3 NOVEMBER 2007, Page 46

People keep appearing

Jane Gardam THE MAN IN THE PICTURE by Susan Hill Profile Books, £9.99, pp.160, ISBN 9781846680755 © £7.90 (plus £2.45 p&p) 0870 429 6655 Susan Hill knows exactly how to please. This small, smart, elegantly printed little notepad of a book is a delicious Victorian ghost story, nostalgically and expertly comforting.

It opens as smoothly as an M. R. James or Conan Doyle short story, over a good fire in a shadowy room on a winter's night: The story was told me by my old friend, Theo Parmitter, as we sat in his college rooms one bitterly cold January night. There were still real fires in those days, the coals brought up by a servant in huge brass scuttles....

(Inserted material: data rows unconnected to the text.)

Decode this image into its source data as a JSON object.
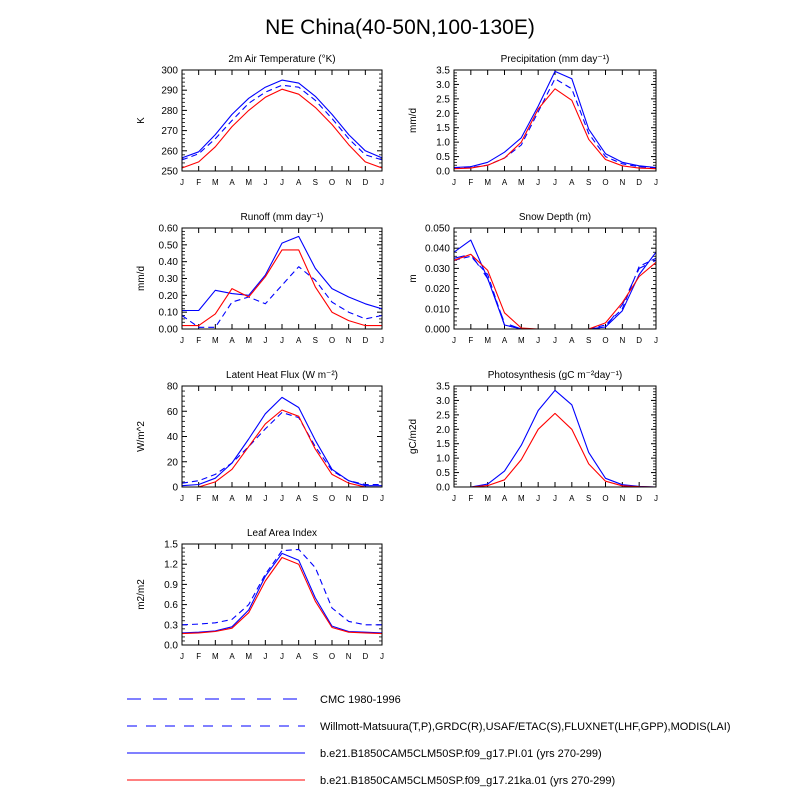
{
  "figure_title": "NE China(40-50N,100-130E)",
  "months": [
    "J",
    "F",
    "M",
    "A",
    "M",
    "J",
    "J",
    "A",
    "S",
    "O",
    "N",
    "D",
    "J"
  ],
  "colors": {
    "blue": "#0000ff",
    "red": "#ff0000",
    "axis": "#000000"
  },
  "legend": [
    {
      "label": "CMC 1980-1996",
      "style": "long-dash",
      "color": "#0000ff"
    },
    {
      "label": "Willmott-Matsuura(T,P),GRDC(R),USAF/ETAC(S),FLUXNET(LHF,GPP),MODIS(LAI)",
      "style": "dash",
      "color": "#0000ff"
    },
    {
      "label": "b.e21.B1850CAM5CLM50SP.f09_g17.PI.01 (yrs 270-299)",
      "style": "solid",
      "color": "#0000ff"
    },
    {
      "label": "b.e21.B1850CAM5CLM50SP.f09_g17.21ka.01 (yrs 270-299)",
      "style": "solid",
      "color": "#ff0000"
    }
  ],
  "chart_data": [
    {
      "type": "line",
      "title": "2m Air Temperature (°K)",
      "ylabel": "K",
      "ylim": [
        250,
        300
      ],
      "yticks": [
        250,
        260,
        270,
        280,
        290,
        300
      ],
      "ytick_labels": [
        "250",
        "260",
        "270",
        "280",
        "290",
        "300"
      ],
      "series": [
        {
          "name": "Willmott-Matsuura",
          "style": "dash",
          "color": "#0000ff",
          "values": [
            255.5,
            258.5,
            266,
            275,
            283.5,
            289,
            292.5,
            291.5,
            285,
            276,
            266,
            258,
            255.5
          ]
        },
        {
          "name": "PI.01",
          "style": "solid",
          "color": "#0000ff",
          "values": [
            256.5,
            259.5,
            268,
            278,
            286,
            291.5,
            295,
            293.5,
            287,
            278,
            268,
            260,
            256.5
          ]
        },
        {
          "name": "21ka.01",
          "style": "solid",
          "color": "#ff0000",
          "values": [
            251.5,
            254.5,
            262,
            272,
            280,
            286.5,
            290.5,
            288,
            281.5,
            273,
            263,
            254.5,
            251.5
          ]
        }
      ]
    },
    {
      "type": "line",
      "title": "Precipitation (mm day⁻¹)",
      "ylabel": "mm/d",
      "ylim": [
        0,
        3.5
      ],
      "yticks": [
        0,
        0.5,
        1,
        1.5,
        2,
        2.5,
        3,
        3.5
      ],
      "ytick_labels": [
        "0.0",
        "0.5",
        "1.0",
        "1.5",
        "2.0",
        "2.5",
        "3.0",
        "3.5"
      ],
      "series": [
        {
          "name": "Willmott-Matsuura",
          "style": "dash",
          "color": "#0000ff",
          "values": [
            0.1,
            0.12,
            0.2,
            0.45,
            0.9,
            2.05,
            3.2,
            2.85,
            1.3,
            0.5,
            0.25,
            0.15,
            0.1
          ]
        },
        {
          "name": "PI.01",
          "style": "solid",
          "color": "#0000ff",
          "values": [
            0.12,
            0.15,
            0.3,
            0.65,
            1.15,
            2.25,
            3.45,
            3.2,
            1.45,
            0.6,
            0.3,
            0.18,
            0.12
          ]
        },
        {
          "name": "21ka.01",
          "style": "solid",
          "color": "#ff0000",
          "values": [
            0.08,
            0.1,
            0.2,
            0.45,
            1.0,
            2.15,
            2.85,
            2.45,
            1.1,
            0.4,
            0.18,
            0.1,
            0.08
          ]
        }
      ]
    },
    {
      "type": "line",
      "title": "Runoff (mm day⁻¹)",
      "ylabel": "mm/d",
      "ylim": [
        0,
        0.6
      ],
      "yticks": [
        0,
        0.1,
        0.2,
        0.3,
        0.4,
        0.5,
        0.6
      ],
      "ytick_labels": [
        "0.00",
        "0.10",
        "0.20",
        "0.30",
        "0.40",
        "0.50",
        "0.60"
      ],
      "series": [
        {
          "name": "GRDC",
          "style": "dash",
          "color": "#0000ff",
          "values": [
            0.08,
            0.01,
            0.01,
            0.16,
            0.19,
            0.15,
            0.26,
            0.37,
            0.29,
            0.16,
            0.1,
            0.06,
            0.08
          ]
        },
        {
          "name": "PI.01",
          "style": "solid",
          "color": "#0000ff",
          "values": [
            0.11,
            0.11,
            0.23,
            0.21,
            0.2,
            0.32,
            0.51,
            0.55,
            0.36,
            0.24,
            0.19,
            0.15,
            0.12
          ]
        },
        {
          "name": "21ka.01",
          "style": "solid",
          "color": "#ff0000",
          "values": [
            0.02,
            0.02,
            0.09,
            0.24,
            0.19,
            0.31,
            0.47,
            0.47,
            0.25,
            0.1,
            0.05,
            0.02,
            0.02
          ]
        }
      ]
    },
    {
      "type": "line",
      "title": "Snow Depth (m)",
      "ylabel": "m",
      "ylim": [
        0,
        0.05
      ],
      "yticks": [
        0,
        0.01,
        0.02,
        0.03,
        0.04,
        0.05
      ],
      "ytick_labels": [
        "0.000",
        "0.010",
        "0.020",
        "0.030",
        "0.040",
        "0.050"
      ],
      "series": [
        {
          "name": "CMC 1980-1996",
          "style": "long-dash",
          "color": "#0000ff",
          "values": [
            0.035,
            0.037,
            0.025,
            0.003,
            0.0,
            0.0,
            0.0,
            0.0,
            0.0,
            0.001,
            0.012,
            0.03,
            0.034
          ]
        },
        {
          "name": "USAF/ETAC",
          "style": "dash",
          "color": "#0000ff",
          "values": [
            0.034,
            0.036,
            0.027,
            0.002,
            0.0,
            0.0,
            0.0,
            0.0,
            0.0,
            0.002,
            0.01,
            0.031,
            0.035
          ]
        },
        {
          "name": "PI.01",
          "style": "solid",
          "color": "#0000ff",
          "values": [
            0.038,
            0.044,
            0.025,
            0.002,
            0.0,
            0.0,
            0.0,
            0.0,
            0.0,
            0.001,
            0.009,
            0.027,
            0.038
          ]
        },
        {
          "name": "21ka.01",
          "style": "solid",
          "color": "#ff0000",
          "values": [
            0.034,
            0.037,
            0.029,
            0.008,
            0.0005,
            0.0,
            0.0,
            0.0,
            0.0,
            0.003,
            0.013,
            0.026,
            0.033
          ]
        }
      ]
    },
    {
      "type": "line",
      "title": "Latent Heat Flux (W m⁻²)",
      "ylabel": "W/m^2",
      "ylim": [
        0,
        80
      ],
      "yticks": [
        0,
        20,
        40,
        60,
        80
      ],
      "ytick_labels": [
        "0",
        "20",
        "40",
        "60",
        "80"
      ],
      "series": [
        {
          "name": "FLUXNET",
          "style": "dash",
          "color": "#0000ff",
          "values": [
            3,
            5,
            10,
            19,
            32,
            46,
            59,
            55,
            32,
            13,
            5,
            2,
            2
          ]
        },
        {
          "name": "PI.01",
          "style": "solid",
          "color": "#0000ff",
          "values": [
            1,
            2,
            7,
            19,
            38,
            58,
            71,
            63,
            37,
            14,
            5,
            1,
            1
          ]
        },
        {
          "name": "21ka.01",
          "style": "solid",
          "color": "#ff0000",
          "values": [
            0,
            0,
            4,
            14,
            32,
            50,
            61,
            56,
            30,
            10,
            3,
            0,
            0
          ]
        }
      ]
    },
    {
      "type": "line",
      "title": "Photosynthesis (gC m⁻²day⁻¹)",
      "ylabel": "gC/m2d",
      "ylim": [
        0,
        3.5
      ],
      "yticks": [
        0,
        0.5,
        1,
        1.5,
        2,
        2.5,
        3,
        3.5
      ],
      "ytick_labels": [
        "0.0",
        "0.5",
        "1.0",
        "1.5",
        "2.0",
        "2.5",
        "3.0",
        "3.5"
      ],
      "series": [
        {
          "name": "PI.01",
          "style": "solid",
          "color": "#0000ff",
          "values": [
            0.0,
            0.0,
            0.1,
            0.55,
            1.45,
            2.65,
            3.35,
            2.85,
            1.2,
            0.3,
            0.08,
            0.02,
            0.0
          ]
        },
        {
          "name": "21ka.01",
          "style": "solid",
          "color": "#ff0000",
          "values": [
            0.0,
            0.0,
            0.05,
            0.25,
            0.95,
            2.0,
            2.55,
            2.0,
            0.8,
            0.2,
            0.04,
            0.01,
            0.0
          ]
        }
      ]
    },
    {
      "type": "line",
      "title": "Leaf Area Index",
      "ylabel": "m2/m2",
      "ylim": [
        0,
        1.5
      ],
      "yticks": [
        0,
        0.3,
        0.6,
        0.9,
        1.2,
        1.5
      ],
      "ytick_labels": [
        "0.0",
        "0.3",
        "0.6",
        "0.9",
        "1.2",
        "1.5"
      ],
      "series": [
        {
          "name": "MODIS",
          "style": "dash",
          "color": "#0000ff",
          "values": [
            0.3,
            0.31,
            0.33,
            0.38,
            0.6,
            1.05,
            1.4,
            1.42,
            1.15,
            0.55,
            0.35,
            0.3,
            0.3
          ]
        },
        {
          "name": "PI.01",
          "style": "solid",
          "color": "#0000ff",
          "values": [
            0.18,
            0.19,
            0.21,
            0.27,
            0.52,
            1.02,
            1.36,
            1.26,
            0.7,
            0.28,
            0.2,
            0.19,
            0.18
          ]
        },
        {
          "name": "21ka.01",
          "style": "solid",
          "color": "#ff0000",
          "values": [
            0.17,
            0.18,
            0.2,
            0.25,
            0.48,
            0.95,
            1.3,
            1.2,
            0.65,
            0.26,
            0.19,
            0.18,
            0.17
          ]
        }
      ]
    }
  ]
}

We know this room and we know the professor's story, too. It is the fine old chestnut to roast upon the coals: the story of the haunted painting. Oscar Wilde examined it in The Picture of Dorian Gray and M. R. James in his short story about the painting above an author's desk where a distant smudge on the landscape grows nearer and clearer until it is revealed as the devil himself. Paintings are favourite repositories of malign power. Even today a crashing portrait is thought to precede a death. Films, especially farces and thrillers, are full of portraits with moving eyes.

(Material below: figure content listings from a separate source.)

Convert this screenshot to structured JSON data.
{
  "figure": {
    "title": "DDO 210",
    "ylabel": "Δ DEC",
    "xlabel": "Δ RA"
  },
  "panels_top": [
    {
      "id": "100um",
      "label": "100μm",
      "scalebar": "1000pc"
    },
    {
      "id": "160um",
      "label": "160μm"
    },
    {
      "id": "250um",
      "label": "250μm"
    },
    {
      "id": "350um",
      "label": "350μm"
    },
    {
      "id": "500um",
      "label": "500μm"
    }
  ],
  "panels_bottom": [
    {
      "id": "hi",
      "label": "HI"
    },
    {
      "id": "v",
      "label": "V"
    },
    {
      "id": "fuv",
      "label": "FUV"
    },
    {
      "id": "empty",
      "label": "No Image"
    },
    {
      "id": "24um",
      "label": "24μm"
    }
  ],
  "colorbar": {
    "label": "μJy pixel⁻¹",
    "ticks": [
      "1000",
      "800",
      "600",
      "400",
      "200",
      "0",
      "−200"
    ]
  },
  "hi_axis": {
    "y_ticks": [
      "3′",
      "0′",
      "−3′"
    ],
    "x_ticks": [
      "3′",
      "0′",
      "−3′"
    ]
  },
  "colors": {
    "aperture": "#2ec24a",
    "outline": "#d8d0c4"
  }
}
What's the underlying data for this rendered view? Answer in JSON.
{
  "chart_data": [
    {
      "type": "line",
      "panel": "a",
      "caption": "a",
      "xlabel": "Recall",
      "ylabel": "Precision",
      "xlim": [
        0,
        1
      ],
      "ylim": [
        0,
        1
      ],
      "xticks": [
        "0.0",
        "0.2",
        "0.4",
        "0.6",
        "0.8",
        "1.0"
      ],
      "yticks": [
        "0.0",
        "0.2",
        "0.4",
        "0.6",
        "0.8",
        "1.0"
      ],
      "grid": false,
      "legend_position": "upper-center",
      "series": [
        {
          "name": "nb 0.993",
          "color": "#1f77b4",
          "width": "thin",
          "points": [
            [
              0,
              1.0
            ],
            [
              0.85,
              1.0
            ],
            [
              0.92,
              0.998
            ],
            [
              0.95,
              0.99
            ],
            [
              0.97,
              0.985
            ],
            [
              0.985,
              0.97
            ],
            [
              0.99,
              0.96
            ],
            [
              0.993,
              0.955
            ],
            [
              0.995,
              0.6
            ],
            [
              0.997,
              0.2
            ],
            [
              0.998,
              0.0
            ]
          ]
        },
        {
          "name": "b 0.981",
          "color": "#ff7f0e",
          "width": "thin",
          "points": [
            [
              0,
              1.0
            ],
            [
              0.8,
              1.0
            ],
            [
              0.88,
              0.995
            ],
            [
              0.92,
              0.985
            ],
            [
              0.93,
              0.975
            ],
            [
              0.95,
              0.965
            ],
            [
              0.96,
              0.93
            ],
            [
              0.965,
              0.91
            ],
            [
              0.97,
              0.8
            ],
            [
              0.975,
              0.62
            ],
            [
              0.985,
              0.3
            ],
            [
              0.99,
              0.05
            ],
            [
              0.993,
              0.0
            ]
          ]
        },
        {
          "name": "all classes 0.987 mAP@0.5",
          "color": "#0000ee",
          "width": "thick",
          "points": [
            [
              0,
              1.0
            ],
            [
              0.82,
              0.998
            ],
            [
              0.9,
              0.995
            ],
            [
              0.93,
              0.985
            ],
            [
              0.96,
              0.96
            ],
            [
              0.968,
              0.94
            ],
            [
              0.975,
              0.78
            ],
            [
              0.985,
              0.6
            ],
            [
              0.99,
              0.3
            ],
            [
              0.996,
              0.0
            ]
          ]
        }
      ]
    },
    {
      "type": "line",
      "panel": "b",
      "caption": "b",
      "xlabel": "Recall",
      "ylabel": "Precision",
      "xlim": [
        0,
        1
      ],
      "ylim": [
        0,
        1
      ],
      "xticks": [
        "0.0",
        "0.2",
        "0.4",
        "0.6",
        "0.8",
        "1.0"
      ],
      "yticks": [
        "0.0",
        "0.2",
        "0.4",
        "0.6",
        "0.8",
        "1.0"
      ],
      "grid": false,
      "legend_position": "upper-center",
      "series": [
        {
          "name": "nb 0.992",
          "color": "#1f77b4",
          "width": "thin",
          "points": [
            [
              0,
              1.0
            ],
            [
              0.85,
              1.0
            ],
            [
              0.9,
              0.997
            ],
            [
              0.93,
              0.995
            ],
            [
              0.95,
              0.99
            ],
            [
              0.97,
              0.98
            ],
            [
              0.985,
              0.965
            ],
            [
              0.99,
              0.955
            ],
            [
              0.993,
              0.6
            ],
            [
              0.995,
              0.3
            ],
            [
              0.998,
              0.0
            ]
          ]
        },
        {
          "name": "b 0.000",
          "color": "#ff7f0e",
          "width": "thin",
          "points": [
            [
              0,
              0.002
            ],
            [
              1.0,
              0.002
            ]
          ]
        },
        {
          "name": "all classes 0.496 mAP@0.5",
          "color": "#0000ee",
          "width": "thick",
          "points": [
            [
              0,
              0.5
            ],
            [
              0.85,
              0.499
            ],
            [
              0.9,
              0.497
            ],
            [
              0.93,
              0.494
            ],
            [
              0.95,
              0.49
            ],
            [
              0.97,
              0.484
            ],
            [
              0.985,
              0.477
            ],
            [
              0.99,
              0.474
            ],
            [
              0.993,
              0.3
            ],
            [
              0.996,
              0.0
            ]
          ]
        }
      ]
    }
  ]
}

The painting owned by the professor is not a single portrait but a crowded 18th-century Venetian scene where masked revellers throng the Grand Canal. But it is not so much a Canaletto as a Brueghel where there is always a tiny figure in an inconspicuous place standing suffering and alone and sometimes turning a terrified, supplicating face out of the frame towards the viewer. Sometimes the face looks out of a high window that seems not to be Venice but the professor's set of rooms in Cambridge, where the painting hangs. Over the years more of these figures keep emerging and they are the faces of generations of the same family just after they have died a violent death. With every murder comes the smell of fresh paint in the professor's room!

It is purest Gothick and Mrs Radcliffe would be envious. Catherine Morland, of Nonhanger Abbey, would thrill to it and Henry Tilney of the same address would detest it. Jane Austen herself would think it utter rubbish but read it to the end before making fun of it.

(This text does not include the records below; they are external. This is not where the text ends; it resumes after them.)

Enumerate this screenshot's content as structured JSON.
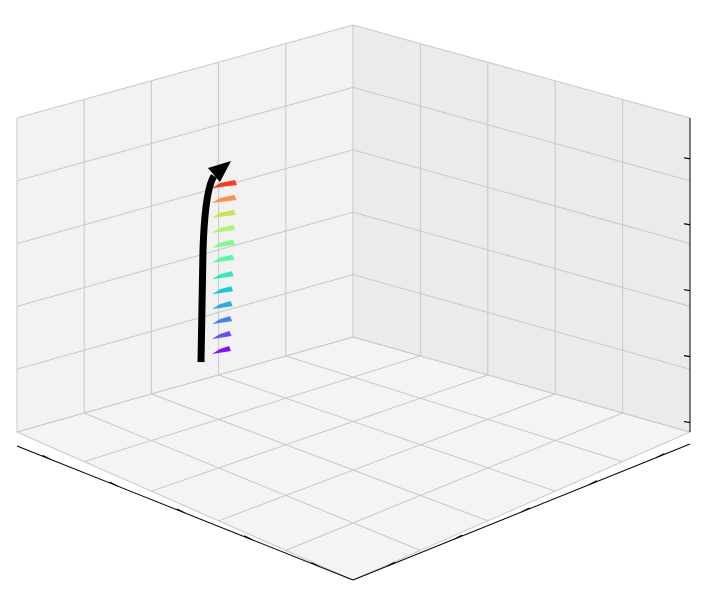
{
  "chart_data": {
    "type": "3d-scatter-trajectory",
    "title": "",
    "xlabel": "",
    "ylabel": "",
    "zlabel": "",
    "tick_labels_visible": false,
    "grid": true,
    "pane_color": "#f0f0f0",
    "grid_color": "#c8c8c8",
    "axis_color": "#000000",
    "trajectory": {
      "color": "#000000",
      "arrowhead": true
    },
    "series": [
      {
        "t": 0.0,
        "color": "#7f00ff"
      },
      {
        "t": 0.09,
        "color": "#5e44fb"
      },
      {
        "t": 0.18,
        "color": "#3c7af2"
      },
      {
        "t": 0.27,
        "color": "#1ca5e4"
      },
      {
        "t": 0.36,
        "color": "#06c9d0"
      },
      {
        "t": 0.45,
        "color": "#28e6b9"
      },
      {
        "t": 0.55,
        "color": "#4cf8a0"
      },
      {
        "t": 0.64,
        "color": "#70fe85"
      },
      {
        "t": 0.73,
        "color": "#a4f66a"
      },
      {
        "t": 0.82,
        "color": "#c8e04e"
      },
      {
        "t": 0.91,
        "color": "#ff8a3a"
      },
      {
        "t": 1.0,
        "color": "#ff2d14"
      }
    ]
  }
}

And the common reader of today, like the common theatre-goer who year after year buys tickets for Susan Hill's The Woman in Black, a ghost story adapted from her novel and which threatens to be another Mousetrap, will gobble it up and say that it would make a good film Which it would, but as all the characters are so stupid —why not burn the beastly painting? — maybe it could be a comedy? I very much liked Stephen, `the silken-footed butler', who could provide a wonderful title for it.

Jane Gardam's latest book, The People on Privilege Hill, is published by Chatto, £12.99.